Massively Multimodal Foundation Models: A Framework for Capturing Dependencies with Specialized Mixture-of-Experts

arXiv:2509.25678v3 Announce Type: replace
Abstract: Modern applications increasingly involve dozens of heterogeneous input streams, such as clinical sensors, wearables, imaging, and text, each with distinct measurement models, sampling rates, and noise characteristics. This \textit{massively multimodal} setting, where each sensor constitutes a separate modality, fundamentally differs from conventional multimodal learning focused on two or three modalities.

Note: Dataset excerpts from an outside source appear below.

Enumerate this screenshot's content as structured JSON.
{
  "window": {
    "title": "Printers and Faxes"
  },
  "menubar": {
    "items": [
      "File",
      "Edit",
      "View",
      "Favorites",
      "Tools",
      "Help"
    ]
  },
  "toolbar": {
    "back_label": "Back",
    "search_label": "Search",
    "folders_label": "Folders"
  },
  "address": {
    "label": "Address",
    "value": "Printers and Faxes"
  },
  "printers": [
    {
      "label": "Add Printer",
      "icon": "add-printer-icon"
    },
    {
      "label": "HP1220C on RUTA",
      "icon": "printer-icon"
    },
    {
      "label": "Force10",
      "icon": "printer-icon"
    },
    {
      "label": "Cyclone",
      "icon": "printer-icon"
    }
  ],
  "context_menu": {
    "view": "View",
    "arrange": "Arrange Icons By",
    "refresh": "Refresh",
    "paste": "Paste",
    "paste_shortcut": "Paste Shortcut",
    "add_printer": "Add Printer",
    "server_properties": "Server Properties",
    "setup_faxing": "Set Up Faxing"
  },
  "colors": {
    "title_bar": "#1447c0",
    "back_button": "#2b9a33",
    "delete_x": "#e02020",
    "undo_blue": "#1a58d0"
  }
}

As modality count grows, capturing their complex, time-varying dependencies becomes essential yet challenging. Mixture-of-Experts (MoE) architectures are naturally suited for this setting, their sparse routing mechanism enables efficient scaling across many modalities. Existing MoE architectures route tokens based on similarity alone, overlooking the rich temporal dependencies across modalities. We propose a framework that explicitly quantifies temporal dependencies between modality pairs across multiple time lags and uses these to guide MoE routing. A dependency-aware router dispatches tokens to specialized experts based on interaction type. This principled routing enables experts to learn generalizable dependency-processing skills. Experiments across healthcare, activity recognition, and affective computing benchmarks demonstrate substantial performance gains and interpretable routing patterns aligned with domain knowledge.